Kejahatan di Selat Malaka Menurun



BATAM – Aksi kejahatan seperti perompakan, penyelundupan, pencurian ikan dan trafficking di Selat Malaka diketahui telah menurun setelah pemerintah mengintensifkan pengawasan dan peran inteligen di kawasan tersebut.

Panglima Komando RI Kawasan Barat, Laksamana Muda Sadiman mengatakan, Selat Malaka merupakan salah satu jalur pelayaran internasional yang sering terjadi aksi kejahatan seperti perompakan, pencurian ikan, penyelundupan dan perdagangan manusia atau trafficking. Aksi kejahatan tersebut dahulu sering terjadi karena luasnya wilayah dan kurangnya pengawasan yang dilakukan oleh aparat baik itu dari Indonesia maupun Malaysia.

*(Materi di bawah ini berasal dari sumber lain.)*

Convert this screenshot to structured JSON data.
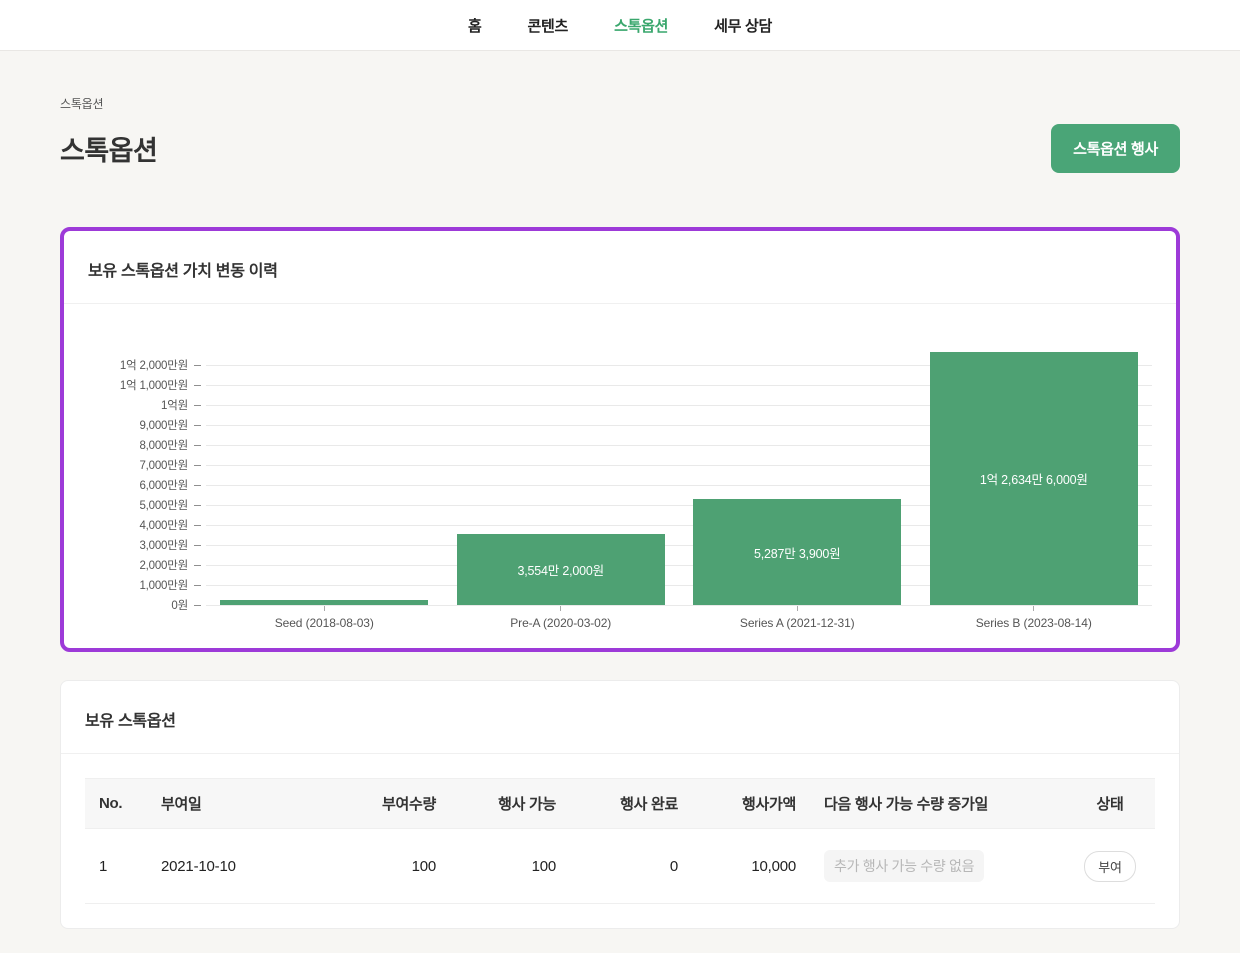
{
  "nav": {
    "items": [
      {
        "label": "홈",
        "active": false
      },
      {
        "label": "콘텐츠",
        "active": false
      },
      {
        "label": "스톡옵션",
        "active": true
      },
      {
        "label": "세무 상담",
        "active": false
      }
    ]
  },
  "page": {
    "breadcrumb": "스톡옵션",
    "title": "스톡옵션",
    "exercise_button_label": "스톡옵션 행사"
  },
  "chart_card": {
    "title": "보유 스톡옵션 가치 변동 이력"
  },
  "chart_data": {
    "type": "bar",
    "title": "보유 스톡옵션 가치 변동 이력",
    "categories": [
      "Seed (2018-08-03)",
      "Pre-A (2020-03-02)",
      "Series A (2021-12-31)",
      "Series B (2023-08-14)"
    ],
    "values": [
      2500000,
      35542000,
      52873900,
      126346000
    ],
    "bar_labels": [
      "",
      "3,554만 2,000원",
      "5,287만 3,900원",
      "1억 2,634만 6,000원"
    ],
    "y_tick_labels": [
      "0원",
      "1,000만원",
      "2,000만원",
      "3,000만원",
      "4,000만원",
      "5,000만원",
      "6,000만원",
      "7,000만원",
      "8,000만원",
      "9,000만원",
      "1억원",
      "1억 1,000만원",
      "1억 2,000만원"
    ],
    "y_tick_values": [
      0,
      10000000,
      20000000,
      30000000,
      40000000,
      50000000,
      60000000,
      70000000,
      80000000,
      90000000,
      100000000,
      110000000,
      120000000
    ],
    "ylim": [
      0,
      120000000
    ],
    "bar_color": "#4ea173",
    "grid": true,
    "legend": "none",
    "xlabel": "",
    "ylabel": ""
  },
  "table_card": {
    "title": "보유 스톡옵션",
    "columns": [
      {
        "label": "No.",
        "align": "left"
      },
      {
        "label": "부여일",
        "align": "left"
      },
      {
        "label": "부여수량",
        "align": "right"
      },
      {
        "label": "행사 가능",
        "align": "right"
      },
      {
        "label": "행사 완료",
        "align": "right"
      },
      {
        "label": "행사가액",
        "align": "right"
      },
      {
        "label": "다음 행사 가능 수량 증가일",
        "align": "left"
      },
      {
        "label": "상태",
        "align": "center"
      }
    ],
    "rows": [
      {
        "cells": [
          "1",
          "2021-10-10",
          "100",
          "100",
          "0",
          "10,000",
          "추가 행사 가능 수량 없음",
          "부여"
        ],
        "cell_kinds": [
          "text",
          "text",
          "text",
          "text",
          "text",
          "text",
          "chip",
          "badge"
        ]
      }
    ]
  },
  "colors": {
    "accent_green": "#3aa76d",
    "button_green": "#4aa577",
    "bar_green": "#4ea173",
    "highlight_purple": "#9d3ad8",
    "page_bg": "#f7f6f3"
  }
}
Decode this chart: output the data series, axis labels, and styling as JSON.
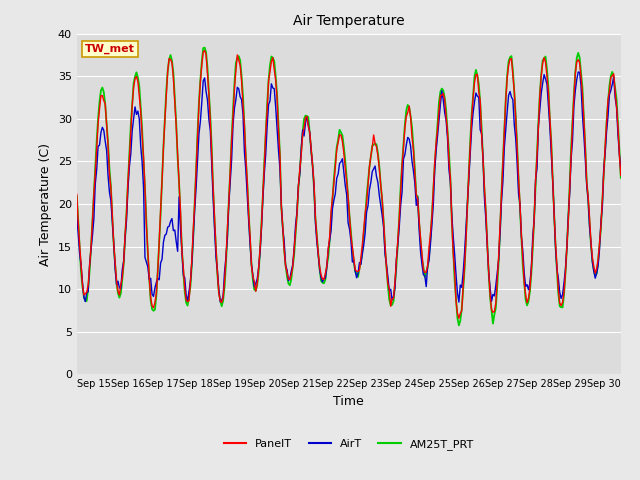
{
  "title": "Air Temperature",
  "xlabel": "Time",
  "ylabel": "Air Temperature (C)",
  "ylim": [
    0,
    40
  ],
  "yticks": [
    0,
    5,
    10,
    15,
    20,
    25,
    30,
    35,
    40
  ],
  "fig_bg_color": "#e8e8e8",
  "plot_bg_color": "#dcdcdc",
  "grid_color": "#ffffff",
  "annotation_text": "TW_met",
  "annotation_bg": "#ffffcc",
  "annotation_border": "#cc9900",
  "annotation_text_color": "#cc0000",
  "series": {
    "PanelT": {
      "color": "#ff0000",
      "linewidth": 1.0,
      "zorder": 3
    },
    "AirT": {
      "color": "#0000cc",
      "linewidth": 1.0,
      "zorder": 2
    },
    "AM25T_PRT": {
      "color": "#00cc00",
      "linewidth": 1.3,
      "zorder": 1
    }
  },
  "xticklabels": [
    "Sep 15",
    "Sep 16",
    "Sep 17",
    "Sep 18",
    "Sep 19",
    "Sep 20",
    "Sep 21",
    "Sep 22",
    "Sep 23",
    "Sep 24",
    "Sep 25",
    "Sep 26",
    "Sep 27",
    "Sep 28",
    "Sep 29",
    "Sep 30"
  ],
  "day_mins": [
    9.0,
    9.5,
    7.5,
    8.5,
    8.5,
    10.0,
    11.0,
    11.0,
    12.0,
    8.5,
    12.0,
    6.5,
    7.0,
    8.5,
    8.0,
    12.0
  ],
  "day_maxs": [
    33,
    35,
    37,
    38,
    37,
    37,
    30,
    28,
    27,
    31,
    33,
    35,
    37,
    37,
    37,
    35
  ],
  "day_mins_air": [
    9.0,
    10,
    10,
    9,
    9,
    10.5,
    11.5,
    11.0,
    11.5,
    9,
    11,
    9,
    8.5,
    10,
    9,
    12
  ],
  "day_maxs_air": [
    29,
    31,
    18,
    34,
    34,
    34,
    30,
    25,
    24,
    27.5,
    32.5,
    33,
    33,
    35,
    35,
    34
  ]
}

Untuk itu, pemerintah sejak beberapa tahun lalu telah mengintensifkan pengawasan di Selat Malaka dengan menambah armada kapal, personil dan juga mengintensifkan peran inteligen. Selain itu, juga telah dilakukan kerjasama dengan Malaysia untuk melakukan pengawasan bersama di Selat Malaka.

“Peran inteligen dalam pengawasan selat malaka terus ditingkatkan karena kalau hanya mengandalkan petugas patroli maka sulit untuk memberantas aksi kejahatan di selat malaka disebabkan luasnya kawasan itu,” katanya di Batam, Kamis (8/11).

Berkurangnya aksi kejahatan di Selat malaka juga disebabkan langkah Pangkalan Angkatan Laut (Lanal) Batam yang telah menempatkan 12 unit radar sistem pengawasan maritim atau Integrated Maritime Surveillance System dari Sabang hingga Batam, Kepulauan Riau yang diharapkan bisa efektif untuk mengamankan Selat Malaka.   

Penggunaan radar sistem pengawasan maritim tersebut dioperasikan hanya pada malam hari karena pada siang hari kapal-kapal yang melintas masih dapat dipantau oleh patroli keamanan laut (Patkamla). Penempatan radar tersebut dinilai efektif membantu pengawasan laut mengingat jumlah personil atau petugas yang melakukan patroli sangat minim.  (gus).